Om de doelstellingen te verwezenlijken, is een interviewstrategie ontwikkeld waarbij het gesprek telkens is gestart met enkele open vragen. Zodoende zijn de informanten uitgenodigd om hun ervaringen zoveel mogelijk in eigen woorden en vanuit het eigen perspectief te vertellen. Vanuit dit narratief hebben de interviewers vervolgvragen gesteld, zodat op bepaalde thema’s dieper ingegaan kon worden. Hierbij is gebruikgemaakt van een lijst thema’s, te vinden in bijlage 3. Deze lijst is samengesteld vanuit een levensloopperspectief en behandelt verscheidene relevante levensgebeurtenissen zoals een huwelijk of geboorte van andere kinderen (Rosenthal, 1993, 2006). Met behulp van een evaluatieformulier zijn na afloop van ieder interview nieuwe thema’s toegevoegd aan de lijst. Deze zijn in de daaropvolgende gesprekken aan bod gekomen. Het continue aanpassen van de themalijst, in plaats van het hanteren van een vaststaande vragenlijst, maakt het mogelijk om de bijzonderheden van ieder interview op te sporen en vanuit alle ervaringen uiteindelijk een overkoepelend verhaal te presenteren. Het is echter van belang om het persoonlijke trauma te onderscheiden van het collectieve trauma rondom afstand ter adoptie (Leydesdorff, 2004). Daarom zijn de interviews zoveel mogelijk vanuit ieders unieke narratief geleid in plaats vanuit de thema’s.
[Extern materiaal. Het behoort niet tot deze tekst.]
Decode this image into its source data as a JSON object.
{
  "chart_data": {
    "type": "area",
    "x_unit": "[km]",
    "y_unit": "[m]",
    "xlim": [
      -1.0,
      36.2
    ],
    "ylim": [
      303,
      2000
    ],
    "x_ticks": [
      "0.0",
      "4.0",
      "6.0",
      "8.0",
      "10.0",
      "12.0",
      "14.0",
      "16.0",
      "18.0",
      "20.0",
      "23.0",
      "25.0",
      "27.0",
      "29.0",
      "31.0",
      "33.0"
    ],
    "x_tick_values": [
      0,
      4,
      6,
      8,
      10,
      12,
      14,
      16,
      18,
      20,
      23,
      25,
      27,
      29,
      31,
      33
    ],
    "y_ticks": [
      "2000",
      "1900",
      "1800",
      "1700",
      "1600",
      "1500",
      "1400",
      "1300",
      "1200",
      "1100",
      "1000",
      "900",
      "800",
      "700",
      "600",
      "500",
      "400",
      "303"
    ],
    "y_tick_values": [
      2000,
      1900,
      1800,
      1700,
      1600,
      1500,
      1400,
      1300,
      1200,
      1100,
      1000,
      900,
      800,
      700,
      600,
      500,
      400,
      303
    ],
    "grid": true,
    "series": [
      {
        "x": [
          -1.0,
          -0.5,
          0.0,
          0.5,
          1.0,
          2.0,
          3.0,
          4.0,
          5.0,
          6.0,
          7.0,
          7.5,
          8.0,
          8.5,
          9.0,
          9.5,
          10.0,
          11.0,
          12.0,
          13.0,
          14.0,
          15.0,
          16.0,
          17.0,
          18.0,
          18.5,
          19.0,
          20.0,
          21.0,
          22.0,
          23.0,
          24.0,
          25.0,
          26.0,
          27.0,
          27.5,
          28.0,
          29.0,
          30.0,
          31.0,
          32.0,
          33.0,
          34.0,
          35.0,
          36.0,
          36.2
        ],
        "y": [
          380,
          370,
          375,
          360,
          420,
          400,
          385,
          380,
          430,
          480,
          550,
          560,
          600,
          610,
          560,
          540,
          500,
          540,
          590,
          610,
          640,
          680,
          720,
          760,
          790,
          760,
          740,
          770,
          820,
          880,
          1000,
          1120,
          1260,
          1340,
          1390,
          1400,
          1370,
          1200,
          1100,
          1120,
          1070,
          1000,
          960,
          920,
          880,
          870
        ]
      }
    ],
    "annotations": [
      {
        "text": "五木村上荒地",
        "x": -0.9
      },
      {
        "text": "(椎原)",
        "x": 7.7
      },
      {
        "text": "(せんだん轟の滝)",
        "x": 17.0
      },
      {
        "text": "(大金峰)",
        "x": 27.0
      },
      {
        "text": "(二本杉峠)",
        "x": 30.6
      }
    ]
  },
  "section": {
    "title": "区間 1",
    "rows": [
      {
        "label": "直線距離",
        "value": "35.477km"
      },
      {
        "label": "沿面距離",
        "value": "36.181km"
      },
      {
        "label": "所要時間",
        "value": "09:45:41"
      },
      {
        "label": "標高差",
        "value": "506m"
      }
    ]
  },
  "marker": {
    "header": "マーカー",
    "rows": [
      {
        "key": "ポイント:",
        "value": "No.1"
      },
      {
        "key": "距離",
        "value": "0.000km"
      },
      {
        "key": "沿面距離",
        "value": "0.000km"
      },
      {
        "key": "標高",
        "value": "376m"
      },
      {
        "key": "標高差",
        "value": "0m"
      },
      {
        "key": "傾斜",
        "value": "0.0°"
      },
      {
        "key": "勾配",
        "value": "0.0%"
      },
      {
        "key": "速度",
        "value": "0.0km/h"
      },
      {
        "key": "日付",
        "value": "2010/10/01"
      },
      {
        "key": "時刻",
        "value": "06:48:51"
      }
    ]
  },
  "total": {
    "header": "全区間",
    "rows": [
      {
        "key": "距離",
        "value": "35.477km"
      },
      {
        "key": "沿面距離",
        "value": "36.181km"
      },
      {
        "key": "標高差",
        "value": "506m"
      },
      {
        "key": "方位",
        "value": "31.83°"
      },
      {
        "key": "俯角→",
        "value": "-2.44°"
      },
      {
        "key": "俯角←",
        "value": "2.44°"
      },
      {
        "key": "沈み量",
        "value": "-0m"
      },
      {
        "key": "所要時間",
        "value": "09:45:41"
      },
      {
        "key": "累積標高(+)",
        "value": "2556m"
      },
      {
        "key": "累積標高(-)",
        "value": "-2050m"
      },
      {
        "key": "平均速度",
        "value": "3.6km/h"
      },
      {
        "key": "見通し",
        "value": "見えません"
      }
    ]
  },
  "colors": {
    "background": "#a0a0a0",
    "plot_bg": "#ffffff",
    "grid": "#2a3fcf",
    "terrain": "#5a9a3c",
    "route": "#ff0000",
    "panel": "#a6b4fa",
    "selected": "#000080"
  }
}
Alle interviews met afstandsmoeders, afstandsvaders, afstandskinderen en oud- medewerkers zijn gecodeerd en geanalyseerd. De interviews met deskundigen op het gebied van adoptie, trauma en klinische psychologie zijn ingezet om meer achtergrondkennis over deze onderwerpen te hebben bij het verwerken van de gesprekken met de overige informanten. Met deze deskundigen is ook hun persoonlijke visie op de thematiek van dit rapport besproken. Voor de codering en analyse van de interviews is gebruikgemaakt van het programma Atlas.ti. Hierdoor is in zeer korte tijd toch een grote hoeveelheid interviews verwerkt, omdat door middel van het coderen van de audiobestanden het transcriberen van interviews niet noodzakelijk is. Fragmenten in de interviews zijn gecodeerd op thema. Tevens zijn deze voorzien van een korte beschrijving met een samenvatting van wat in het fragment is gezegd en de betekenis die hieraan is toegekend. Vervolgens zijn in een later stadium van het onderzoek op basis van deze codes en labels nieuwe categorieën c.q. thema’s samengesteld, zonder dat ieder interview afzonderlijk opnieuw is beluisterd.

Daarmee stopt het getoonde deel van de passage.